Daarom wil ik vandaag een heel helder antwoord van de minister op de volgende vragen. Waarom is het noodzakelijk dat de MIVD dit doet of gaat doen? Hoe vaak is er al gebruikgemaakt van deze bijzondere bevoegdheden? Wat wordt er precies onder verstaan? Wat zijn de precieze criteria waaronder dit mag plaatsvinden? Hoe verhoudt zich dit tot de geheimhoudingsplicht van advocaten? Wordt die niet geschonden? 

Minister Hennis-Plasschaert:

Voorzitter. Ik was zelf ook een beetje verrast over de mediaberichten hierover, ook omdat het niets nieuws is. Het wordt al gedaan en het is al praktijk — ik zal zo zeggen onder welke voorwaarden — in het kader van de staatsveiligheid. Op 18 december 2014 is hierover bovendien een uitgebreide brief naar de Kamer gestuurd, getekend door de minister van Binnenlandse Zaken, maar mede namens mij. In die brief worden heel duidelijk de criteria gesteld waaronder de uitoefening van deze bijzondere bevoegdheid zou mogen plaatsvinden. We hebben het natuurlijk over een bijzondere groep, de zogenaamde verschoningsgerechtigden. Dat betekent dat je buitengewoon terughoudend moet zijn. Dat zijn de diensten dan ook. Maar iets uitsluiten in het kader van de staatsveiligheid kan ik niet.

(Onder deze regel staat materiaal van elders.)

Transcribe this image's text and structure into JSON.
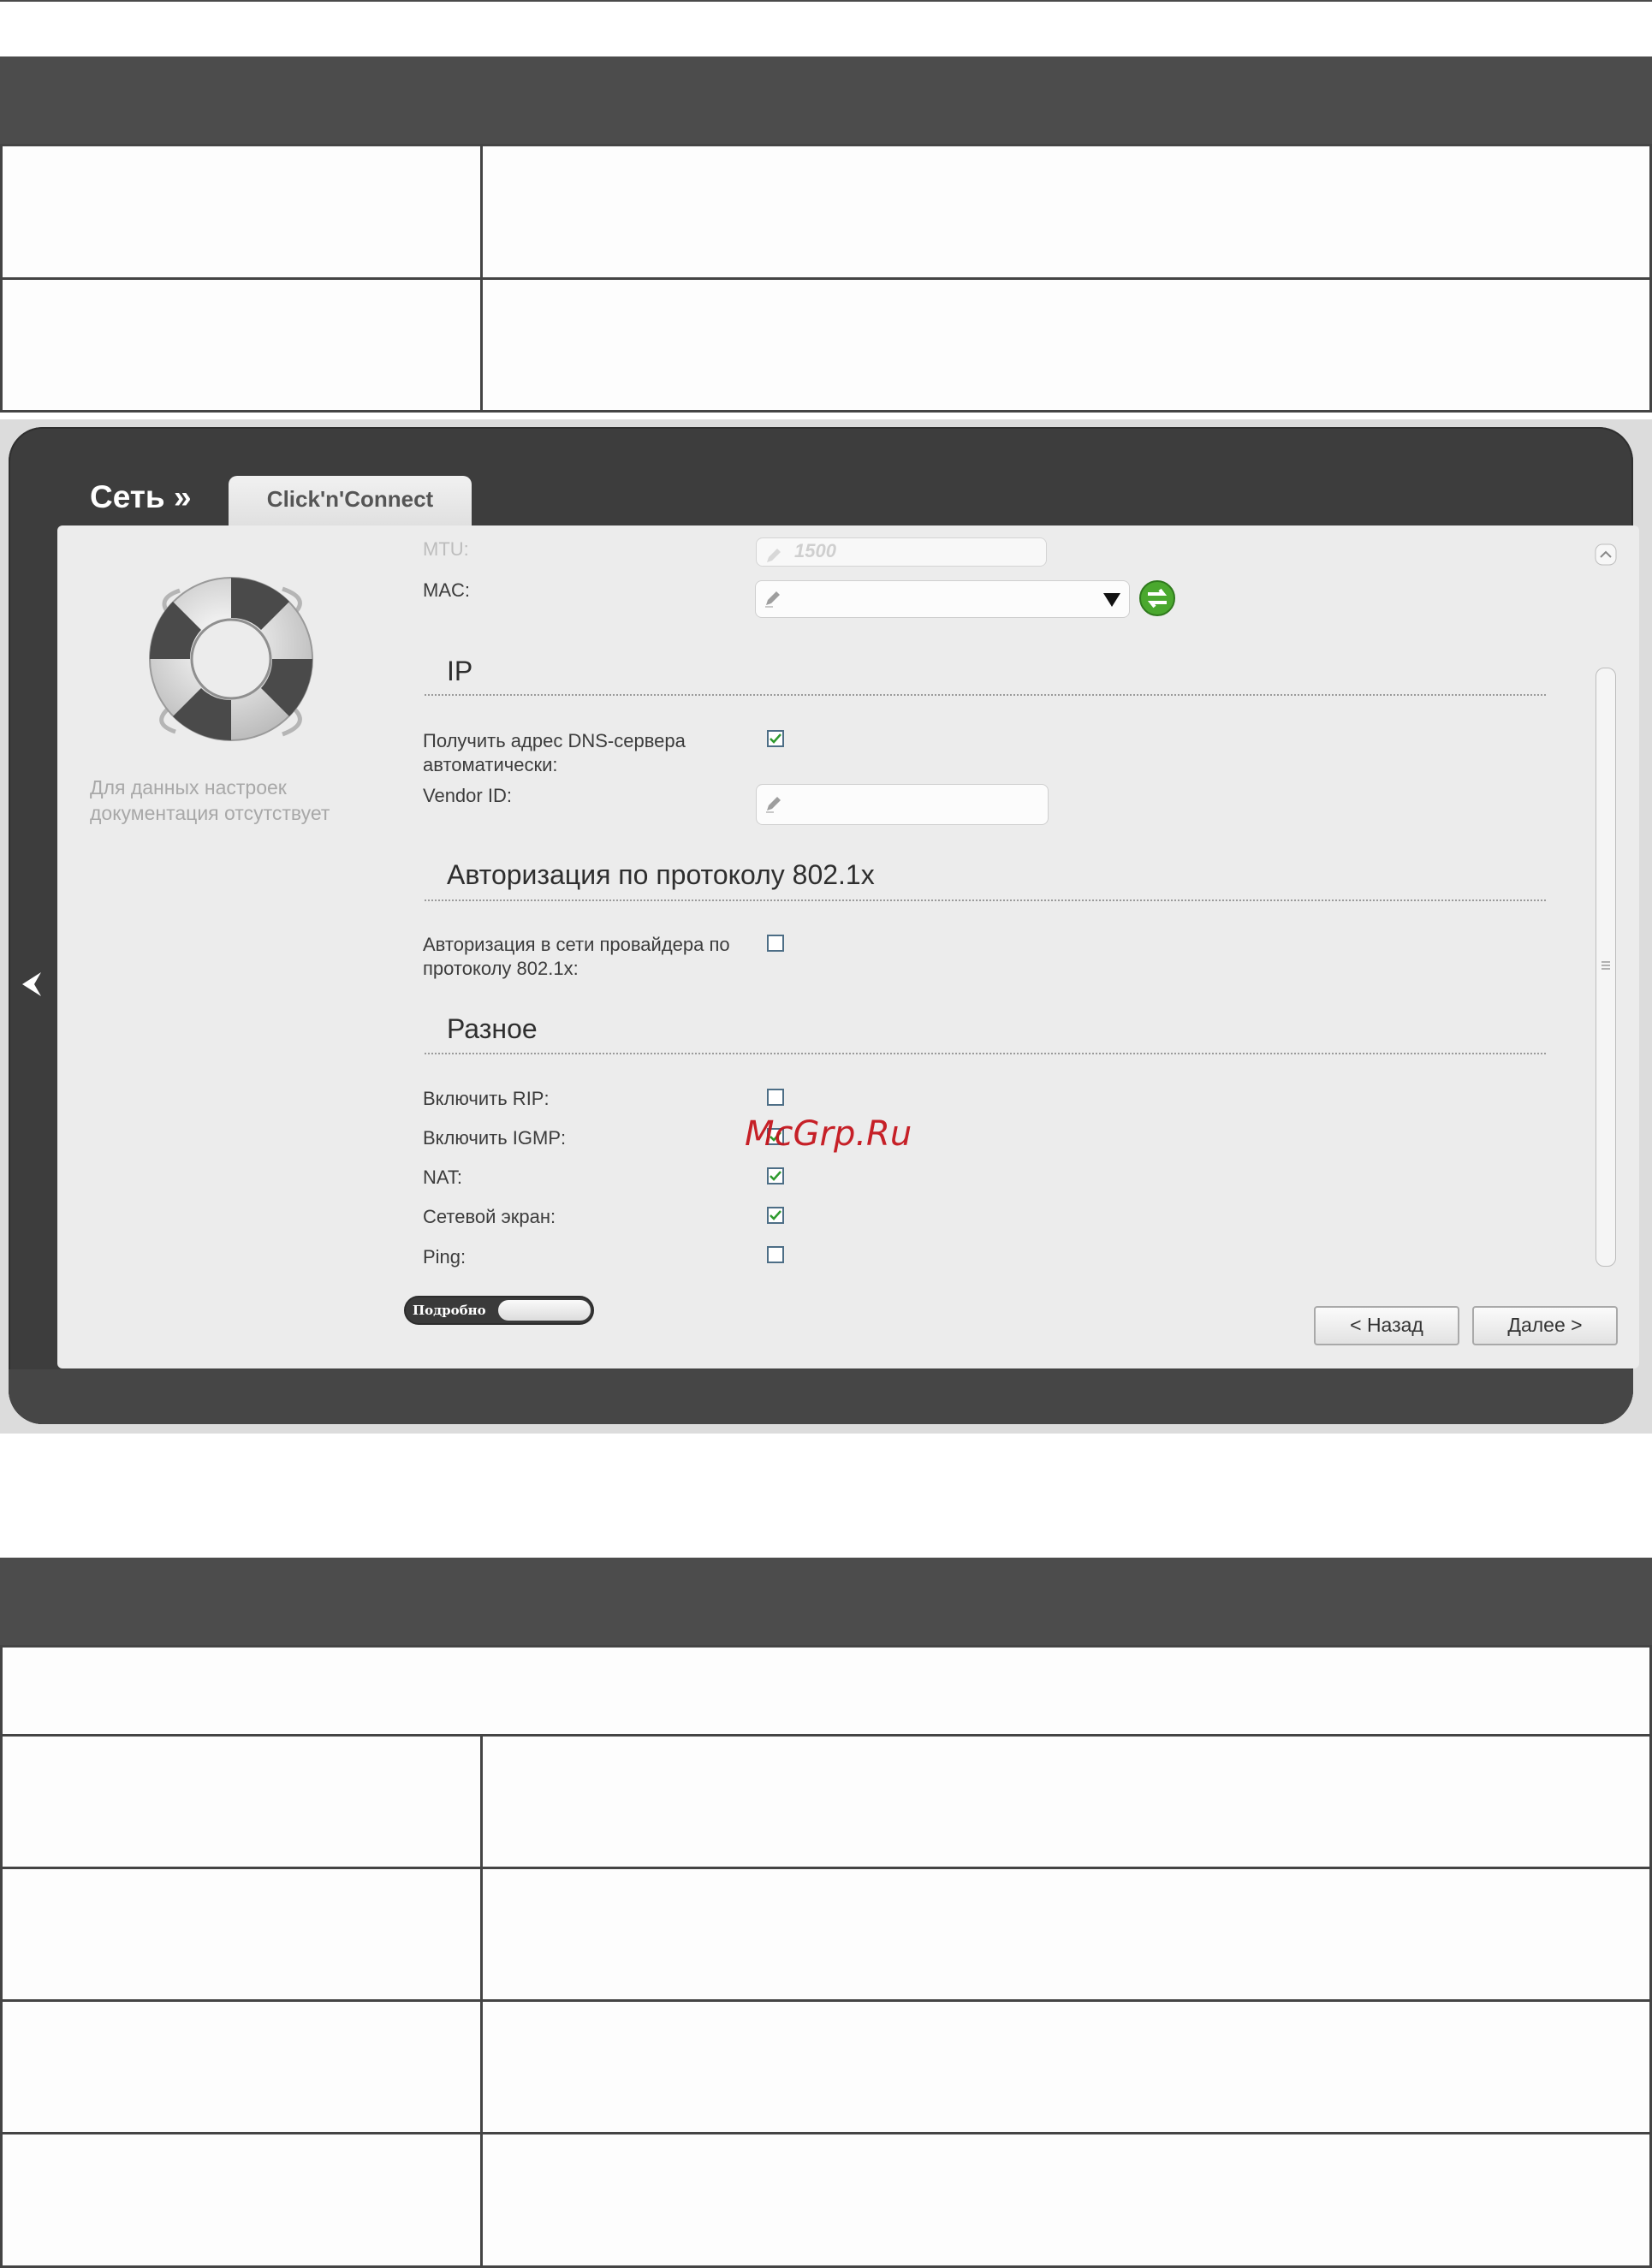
{
  "breadcrumb": "Сеть »",
  "tab": "Click'n'Connect",
  "help": {
    "text_line1": "Для данных настроек",
    "text_line2": "документация отсутствует"
  },
  "fields": {
    "mtu_label": "MTU:",
    "mtu_value": "1500",
    "mac_label": "MAC:",
    "mac_value": "",
    "vendor_id_label": "Vendor ID:",
    "vendor_id_value": ""
  },
  "sections": {
    "ip": "IP",
    "auth": "Авторизация по протоколу 802.1x",
    "misc": "Разное"
  },
  "ip": {
    "dns_auto_label_line1": "Получить адрес DNS-сервера",
    "dns_auto_label_line2": "автоматически:",
    "dns_auto_checked": true
  },
  "auth": {
    "label_line1": "Авторизация в сети провайдера по",
    "label_line2": "протоколу 802.1x:",
    "checked": false
  },
  "misc": {
    "rip_label": "Включить RIP:",
    "rip_checked": false,
    "igmp_label": "Включить IGMP:",
    "igmp_checked": true,
    "nat_label": "NAT:",
    "nat_checked": true,
    "firewall_label": "Сетевой экран:",
    "firewall_checked": true,
    "ping_label": "Ping:",
    "ping_checked": false
  },
  "toggle_label": "Подробно",
  "buttons": {
    "back": "< Назад",
    "next": "Далее >"
  },
  "watermark": "McGrp.Ru",
  "colors": {
    "dark_frame": "#3d3d3d",
    "panel": "#ececec",
    "check_green": "#2e9a2e",
    "watermark_red": "#c5161d"
  }
}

Dit is ook bij wet toegestaan. 

Mevrouw Hachchi (D66):

Het kernpunt is natuurlijk hoe ver een inlichtingendienst kan en mag gaan. Dat is geen lichtzinnige maar een heel zware vraag, want die raakt de kern van onze rechtsstaat. Dat begrijp ik, dat begrijpt de voorzitter en dat begrijpt de minister ook. Daarom heb ik nog enkele vragen aan de minister. Zij verwijst natuurlijk naar de wet en geeft aan dat er sprake is van bijzondere terughoudendheid. Dan blijven er toch een aantal vragen liggen. Kan de minister de Kamer informeren over de manier waarop deze bijzondere bevoegdheden zich dan verhouden tot de geheimhoudingsplicht van advocaten? Kan de minister garanderen dat hier terughoudend mee wordt omgegaan? Ik zou daar nog een vraag aan toe willen voegen. Is de minister bereid om een verzoek van de MIVD tot het inzetten van deze bijzondere bevoegdheden voor te leggen aan een onafhankelijke rechter, zodat deze kan toetsen of het inzetten van die bevoegdheden wel of niet geoorloofd is? Dat is iets wat de Nederlandse orde van advocaten ook heeft aangegeven. 

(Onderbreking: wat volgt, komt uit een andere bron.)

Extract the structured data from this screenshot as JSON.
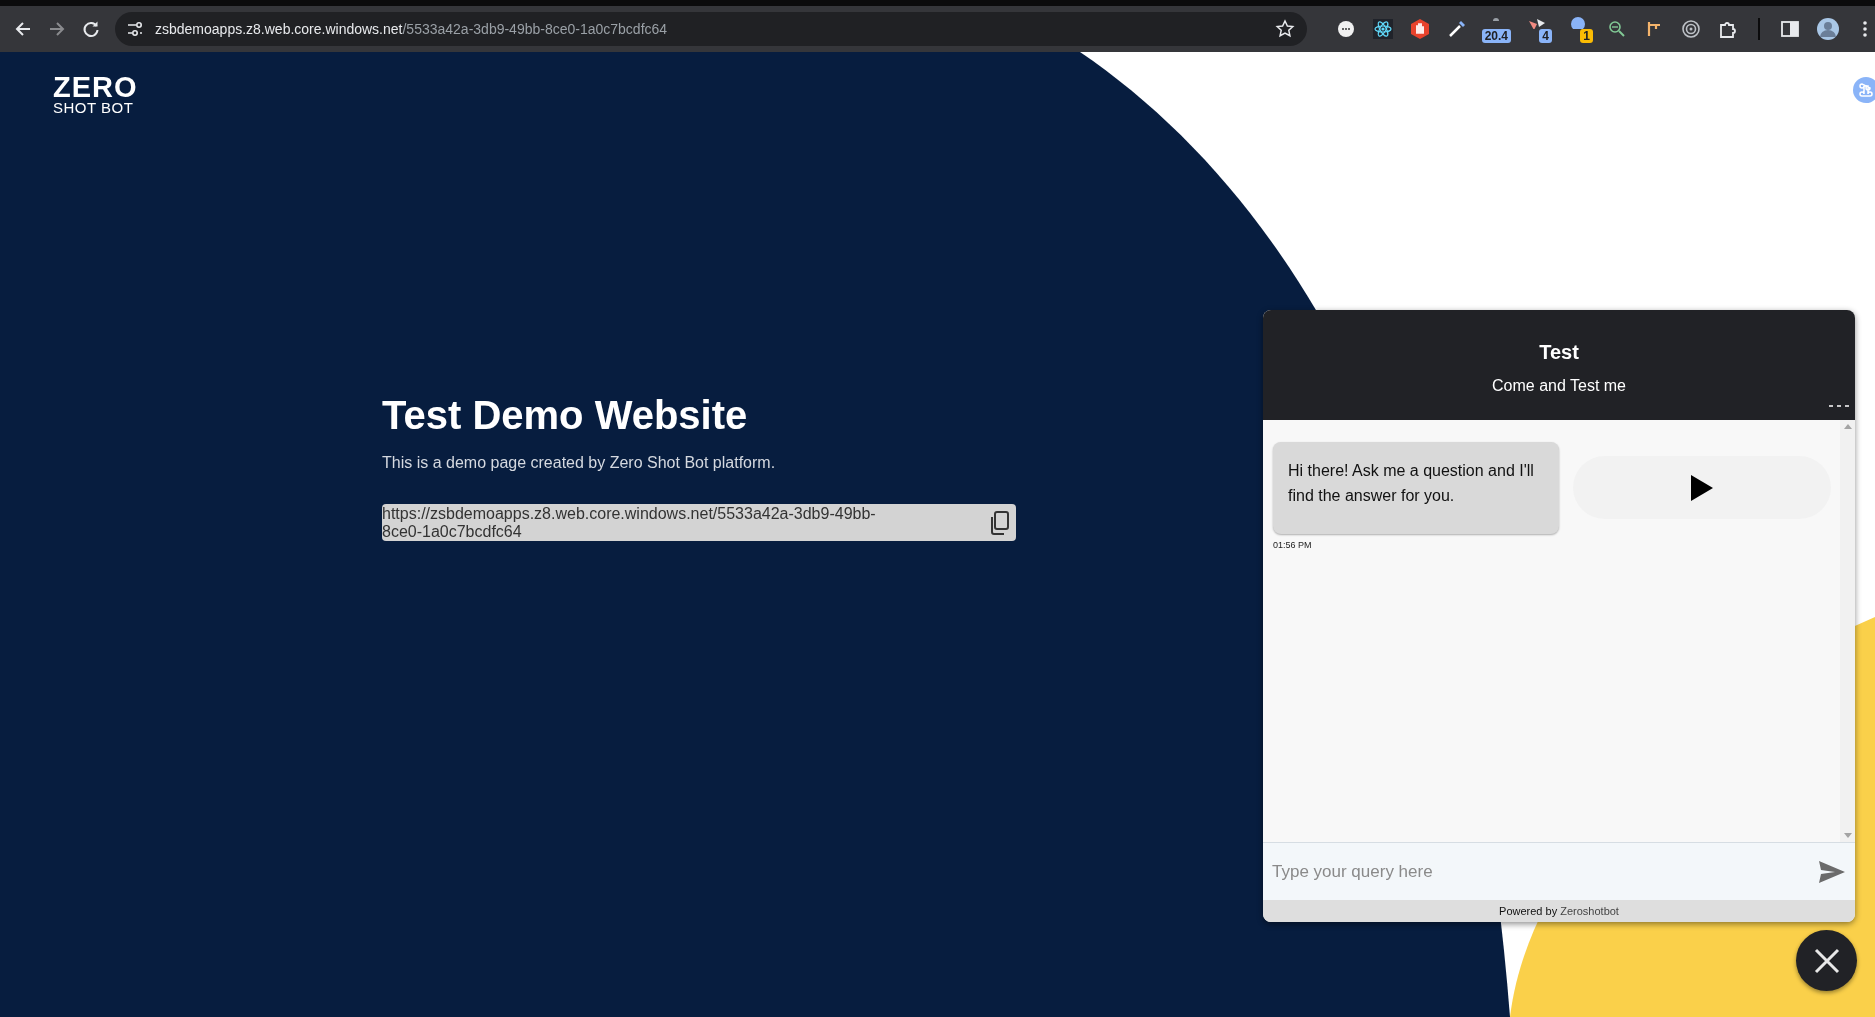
{
  "browser": {
    "url_host": "zsbdemoapps.z8.web.core.windows.net",
    "url_path": "/5533a42a-3db9-49bb-8ce0-1a0c7bcdfc64",
    "bookmarked": false,
    "extension_badges": [
      {
        "text": "20.4",
        "color": "#8ab4f8"
      },
      {
        "text": "4",
        "color": "#8ab4f8"
      },
      {
        "text": "1",
        "color": "#fbbc04"
      }
    ]
  },
  "logo": {
    "line_1": "ZERO",
    "line_2": "SHOT BOT"
  },
  "page": {
    "heading": "Test Demo Website",
    "description": "This is a demo page created by Zero Shot Bot platform.",
    "share_url": "https://zsbdemoapps.z8.web.core.windows.net/5533a42a-3db9-49bb-8ce0-1a0c7bcdfc64"
  },
  "chat": {
    "title": "Test",
    "subtitle": "Come and Test me",
    "messages": [
      {
        "text": "Hi there! Ask me a question and I'll find the answer for you.",
        "time": "01:56 PM"
      }
    ],
    "audio": {
      "playing": false
    },
    "input": {
      "placeholder": "Type your query here"
    },
    "footer": {
      "prefix": "Powered by",
      "link": "Zeroshotbot"
    },
    "open": true
  }
}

Minister Hennis-Plasschaert:

Ik zie geen noodzaak tot het invoeren van een rechterlijke toets voor het tappen van advocaten, omdat de communicatie tussen advocaten en cliënten al extra is beschermd. Ik zei net duidelijk dat de dienst hier buitengewoon terughoudend mee omgaat. Het gaat hier om een bijzondere groep, de groep van de verschoningsgerechtigden. Er zijn bijzondere criteria waaronder dit mag plaatsvinden. Ik kan in het openbaar niet aangeven hoe vaak dit is gebeurd. Helaas, zeg ik er gelijk bij. Dat heeft te maken met het zo min mogelijk zicht geven op de werkwijze van de diensten. Ik dacht dat de brief van 18 december 2014 ook naar de Kamer is gegaan. Als dat niet het geval is, zal ik deze alsnog naar de Kamer sturen. In feite komt deze neer op de beantwoording van de vraag van de heer Van Dijk van de SP, op 5 maart 2015. Daarbij is al het een en ander toegelicht, maar ik ben graag bereid om dat nogmaals op papier te zetten. Ik zal daarin meenemen hoe dat zich precies verhoudt tot de geheimhoudingsplicht van de advocaten, want dat heb ik nu niet helemaal scherp, anders dan dat er op een bijzondere manier wordt omgegaan met de groep verschoningsgerechtigden; daar wordt zeer terughoudend op geacteerd. Men kan er zeker van zijn dat de MIVD, maar ook de AIVD, daarbij buitengewoon terughoudend tewerk gaat. 

Mevrouw Hachchi (D66):

De MIVD moet natuurlijk zijn werk kunnen doen, binnen de kaders en met gepaste terughoudendheid, daarover zijn wij het eens. De kern is toch dat de minister, ook al kan zij feiten over de inlichtingendiensten niet zomaar delen in het openbaar, de Kamer wel kan informeren. De minister verwijst naar een brief, maar daarin komen niet alle punten terug die ik tijdens dit vragenuur naar voren heb gebracht. Ik vraag de minister om in de brief die zij aan de Kamer gaat sturen, in te gaan, desnoods op een vertrouwelijke manier, op de vraag hoe vaak er gebruik wordt gemaakt van die bijzondere bevoegdheden. Het is wel belangrijk voor ons als politiek om te weten hoe ver een inlichtingendienst kan en mag gaan en hoe terughoudend deze is met die bijzondere bevoegdheden. Kan de minister in die brief ook ingaan op de relatie met de geheimhoudingsplicht? Ik begrijp dat de minister dat nu niet meteen paraat heeft. Kan zij daar in de brief op terugkomen? Ik vraag de minister ook of zij bereid is om hierover contact op te nemen met de Nederlandse orde van advocaten. Kan zij daarop een terugkoppeling geven in de brief die zij aan de Kamer stuurt? 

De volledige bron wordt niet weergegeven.